Feijóo accuse Sánchez de préférer ses voyages en Chine à sa visite à Adamuz

Thibault Delacroix

Dans une séance marquée par des tensions accumulées, le président du Parti Populaire, Alberto Nuñez Feijóoa lancé l’une des offensives les plus grossières du Parlement contre Pedro Sánchezconcentrant son discours non seulement sur les soupçons d’irrégularités qui entourent le gouvernement, mais sur ce qu’il définit comme une déconnexion émotionnelle irréversible avec les citoyens. La dureté des propos du leader galicien reflète un changement de stratégie qui cherche à frapper directement l’empathie du gouvernement.

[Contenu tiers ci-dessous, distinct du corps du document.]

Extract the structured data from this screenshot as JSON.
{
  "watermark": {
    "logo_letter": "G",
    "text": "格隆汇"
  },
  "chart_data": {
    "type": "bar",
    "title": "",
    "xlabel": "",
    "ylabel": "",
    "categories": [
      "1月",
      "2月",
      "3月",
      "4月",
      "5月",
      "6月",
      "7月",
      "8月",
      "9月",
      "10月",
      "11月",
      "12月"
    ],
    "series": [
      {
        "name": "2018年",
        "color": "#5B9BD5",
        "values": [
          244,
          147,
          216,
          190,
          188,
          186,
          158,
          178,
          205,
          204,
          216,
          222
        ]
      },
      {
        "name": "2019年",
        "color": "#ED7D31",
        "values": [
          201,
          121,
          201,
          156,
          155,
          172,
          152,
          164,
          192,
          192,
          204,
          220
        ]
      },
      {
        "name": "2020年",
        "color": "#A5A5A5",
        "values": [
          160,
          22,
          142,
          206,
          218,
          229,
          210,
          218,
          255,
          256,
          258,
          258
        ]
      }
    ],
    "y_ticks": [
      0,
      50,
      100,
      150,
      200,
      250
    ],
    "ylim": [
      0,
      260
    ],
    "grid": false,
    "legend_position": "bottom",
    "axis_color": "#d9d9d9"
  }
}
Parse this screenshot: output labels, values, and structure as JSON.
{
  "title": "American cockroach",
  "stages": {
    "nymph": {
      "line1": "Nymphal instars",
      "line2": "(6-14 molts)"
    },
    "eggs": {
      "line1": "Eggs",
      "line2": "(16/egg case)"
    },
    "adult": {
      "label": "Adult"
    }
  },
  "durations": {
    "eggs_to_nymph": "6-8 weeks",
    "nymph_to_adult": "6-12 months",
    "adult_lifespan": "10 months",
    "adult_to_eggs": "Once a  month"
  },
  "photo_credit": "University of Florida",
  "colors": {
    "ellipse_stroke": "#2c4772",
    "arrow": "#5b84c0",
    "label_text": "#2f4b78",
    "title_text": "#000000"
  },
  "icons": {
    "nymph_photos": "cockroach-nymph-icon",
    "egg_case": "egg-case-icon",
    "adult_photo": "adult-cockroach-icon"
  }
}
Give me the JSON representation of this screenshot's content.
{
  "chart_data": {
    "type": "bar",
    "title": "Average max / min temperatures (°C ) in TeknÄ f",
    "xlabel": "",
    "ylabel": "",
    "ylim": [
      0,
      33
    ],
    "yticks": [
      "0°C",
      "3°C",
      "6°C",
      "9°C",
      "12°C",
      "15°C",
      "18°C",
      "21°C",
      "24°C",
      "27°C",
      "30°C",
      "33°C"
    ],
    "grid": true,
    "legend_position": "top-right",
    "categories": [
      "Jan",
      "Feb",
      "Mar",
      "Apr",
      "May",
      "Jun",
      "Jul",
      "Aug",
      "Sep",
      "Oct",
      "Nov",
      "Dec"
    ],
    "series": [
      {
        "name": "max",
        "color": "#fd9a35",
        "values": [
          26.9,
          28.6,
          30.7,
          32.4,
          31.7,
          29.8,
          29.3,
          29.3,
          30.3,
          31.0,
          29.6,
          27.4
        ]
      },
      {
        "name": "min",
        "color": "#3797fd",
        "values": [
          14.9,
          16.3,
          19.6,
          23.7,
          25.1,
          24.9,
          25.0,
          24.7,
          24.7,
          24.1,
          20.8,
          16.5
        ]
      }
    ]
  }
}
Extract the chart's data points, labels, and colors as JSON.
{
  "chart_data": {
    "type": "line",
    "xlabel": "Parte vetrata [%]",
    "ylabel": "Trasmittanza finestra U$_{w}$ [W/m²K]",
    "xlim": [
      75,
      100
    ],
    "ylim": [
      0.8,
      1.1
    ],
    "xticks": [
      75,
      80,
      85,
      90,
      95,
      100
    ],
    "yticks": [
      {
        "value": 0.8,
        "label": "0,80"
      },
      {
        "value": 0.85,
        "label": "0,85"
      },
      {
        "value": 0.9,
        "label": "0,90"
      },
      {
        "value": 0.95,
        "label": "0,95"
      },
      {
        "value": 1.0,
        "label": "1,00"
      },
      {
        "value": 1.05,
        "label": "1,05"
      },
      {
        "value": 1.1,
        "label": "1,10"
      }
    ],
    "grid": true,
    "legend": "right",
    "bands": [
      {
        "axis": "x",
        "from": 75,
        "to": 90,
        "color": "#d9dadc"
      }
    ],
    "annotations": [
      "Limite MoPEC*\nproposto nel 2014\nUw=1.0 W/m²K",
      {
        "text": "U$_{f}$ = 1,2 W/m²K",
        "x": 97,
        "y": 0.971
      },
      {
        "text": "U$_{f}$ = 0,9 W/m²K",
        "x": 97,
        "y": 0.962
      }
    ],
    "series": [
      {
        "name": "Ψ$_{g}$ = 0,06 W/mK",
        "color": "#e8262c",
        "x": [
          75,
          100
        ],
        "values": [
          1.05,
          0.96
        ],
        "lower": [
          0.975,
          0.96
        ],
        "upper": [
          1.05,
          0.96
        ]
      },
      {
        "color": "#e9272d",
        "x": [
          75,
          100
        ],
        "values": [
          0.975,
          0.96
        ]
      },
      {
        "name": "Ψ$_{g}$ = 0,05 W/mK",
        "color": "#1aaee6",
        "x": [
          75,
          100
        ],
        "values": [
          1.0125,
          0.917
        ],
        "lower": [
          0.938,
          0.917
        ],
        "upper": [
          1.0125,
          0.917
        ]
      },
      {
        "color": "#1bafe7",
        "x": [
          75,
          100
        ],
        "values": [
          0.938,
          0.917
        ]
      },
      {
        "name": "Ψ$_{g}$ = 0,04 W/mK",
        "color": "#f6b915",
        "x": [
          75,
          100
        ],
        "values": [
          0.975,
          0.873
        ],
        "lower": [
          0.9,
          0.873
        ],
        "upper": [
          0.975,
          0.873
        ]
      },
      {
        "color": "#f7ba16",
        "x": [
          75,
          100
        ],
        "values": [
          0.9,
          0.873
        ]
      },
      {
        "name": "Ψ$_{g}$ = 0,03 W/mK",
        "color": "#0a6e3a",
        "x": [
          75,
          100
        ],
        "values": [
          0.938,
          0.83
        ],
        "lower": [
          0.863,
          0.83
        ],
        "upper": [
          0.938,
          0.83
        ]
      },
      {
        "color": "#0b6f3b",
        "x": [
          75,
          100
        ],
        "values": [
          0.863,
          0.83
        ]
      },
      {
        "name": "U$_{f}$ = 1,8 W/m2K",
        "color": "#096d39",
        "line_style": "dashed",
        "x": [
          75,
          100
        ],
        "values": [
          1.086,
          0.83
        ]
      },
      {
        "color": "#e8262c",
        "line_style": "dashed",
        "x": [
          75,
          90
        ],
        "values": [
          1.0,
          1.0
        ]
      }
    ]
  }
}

L’intervention a commencé par une attaque frontale contre la gestion des crises récentes. Feijóo a accusé le président d’être impitoyable lorsqu’il s’agissait de percevoir des impôts mais manquent de la sensibilité nécessaire pour comprendre la vie quotidienne des Espagnols. Selon le leader du PP, le locataire de la Moncloa vit dans une bulle de pouvoir qui l’empêche de mettre les pieds sur le terrain réel. « Il est à des années lumières d’eux. C’est pour cela qu’il est allé plus souvent en Chine qu’à Adamuz ou Paiporta »a-t-il déclaré depuis la tribune, soulignant une prétendue préférence pour l’agenda international plutôt que pour les tragédies ou les besoins locaux des municipalités qui ont récemment souffert.

L’éthique de la dépense publique à la loupe

Le discours de Feijóo s’est concentré particulièrement sur le manque d’humanité ce que, selon lui, l’Exécutif démontre en ne demandant pas pardon aux victimes de diverses négligences ou de crises territoriales. Le reproche était direct et personnel, accusant Sánchez de maintenir une attitude arrogante face à la souffrance des autres. « Pensez-vous vraiment que vous ne devez d’excuses à personne ? »a-t-il lancé d’un ton sévère, puis il a lié cette attitude à l’utilisation du trésor public à des fins qu’il considère immorales dans le contexte économique actuel.

L’ombre de la corruption planait sur la chambre lorsque le président du PP s’est interrogé sur la destination des fonds alloués à la sécurité et sur le comportement de certains membres du cabinet. « Pensez-vous vraiment que nous, Espagnols, méritons de payer les amis du précédent ministre des Transports avec notre argent de sécurité ? Ou payons-nous le salaire de l’actuel ministre qui se consacre à insulter tout le monde sur les réseaux sociaux parce que vous le lui dites ? »a-t-il ajouté, liant directement la gestion des ressources publiques à des comportements qu’il qualifie de dégradants pour l’institution qu’il représente.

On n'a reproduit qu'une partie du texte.